Perplexity (Base Model): [10.000149071170647, 10.000149071170643]
Perplexity (Fine-Tuned Model): [10.000149071170643, 10.000149071170643]


### Perplexity Explanation

- **What the Code Does:**  
  - The `compute_perplexity` function tokenizes the text and uses a provided log probability function to compute the average log probability.
  - We then exponentiate the negative average to obtain the perplexity.
  - Here, we use a `dummy_log_prob` function for demonstration that assumes a constant probability for each token.
  
- **Interpreting the Scores:**  
  - **Lower Perplexity:** Indicates that the model is more confident in its predictions (i.e., the candidate text is more “predictable” by the model).
  - Compare the perplexity values between the base and fine-tuned models to see which one is better at predicting the text.

### Interpretation of Perplexity Scores

- **Base Model Perplexity Scores:** [10.00015, 10.00015]  
- **Fine-Tuned Model Perplexity Scores:** [10.00015, 10.00015]

**What this means:**  
Perplexity quantifies how well a model predicts the next word in a sequence—a lower perplexity indicates better predictive performance. In this demonstration, both models yield virtually identical perplexity values (approximately 10), meaning that, under the dummy probability function used here, they are equally “confident” in predicting the text.

**Overall:**  
Since we used a dummy log probability function for demonstration purposes, the perplexity scores do not differentiate the models. In a real-world scenario with a proper language model providing log probabilities, differences in perplexity might better reflect the models' predictive capabilities.

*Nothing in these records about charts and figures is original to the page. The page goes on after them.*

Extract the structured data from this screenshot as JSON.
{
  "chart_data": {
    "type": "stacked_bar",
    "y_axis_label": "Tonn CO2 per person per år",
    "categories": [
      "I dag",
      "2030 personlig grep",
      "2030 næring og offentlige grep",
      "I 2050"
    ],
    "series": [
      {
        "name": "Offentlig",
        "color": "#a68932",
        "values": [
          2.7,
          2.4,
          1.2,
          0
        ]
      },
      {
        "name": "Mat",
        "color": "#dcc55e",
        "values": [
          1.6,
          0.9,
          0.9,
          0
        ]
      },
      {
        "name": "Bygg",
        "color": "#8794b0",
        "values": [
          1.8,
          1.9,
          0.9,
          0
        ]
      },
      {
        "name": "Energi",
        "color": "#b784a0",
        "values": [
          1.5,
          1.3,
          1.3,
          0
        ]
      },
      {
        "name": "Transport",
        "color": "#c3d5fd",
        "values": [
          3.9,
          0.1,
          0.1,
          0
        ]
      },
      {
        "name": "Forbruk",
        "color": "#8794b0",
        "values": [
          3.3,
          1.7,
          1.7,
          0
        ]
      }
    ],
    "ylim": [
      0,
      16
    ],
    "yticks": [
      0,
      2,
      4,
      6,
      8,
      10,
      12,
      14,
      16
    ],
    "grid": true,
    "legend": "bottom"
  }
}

## 7. Analysis of Results and Discussion on Limitations

- **BLEU**:  
  Measures n-gram precision. While higher scores indicate more overlap, BLEU may not capture semantic meaning fully.
  
- **ROUGE**:  
  Focuses on recall and captures overlapping phrases. It is useful in summarization tasks but may penalize valid paraphrases.
  
- **Perplexity**:  
  Indicates how well a language model predicts a text. Lower perplexity is better; however, it is sensitive to the underlying probability estimates.
  
- **Human vs. Automated Evaluation**:  
  Automated metrics provide quick, reproducible results but can miss nuanced language qualities that human evaluators would notice.

- **Limitations**:  
  - **BLEU/ROUGE**: Can be insensitive to meaning and may reward word overlap without semantic correctness.
  - **Perplexity**: Depends on the quality of the language model; not always correlated with human judgments.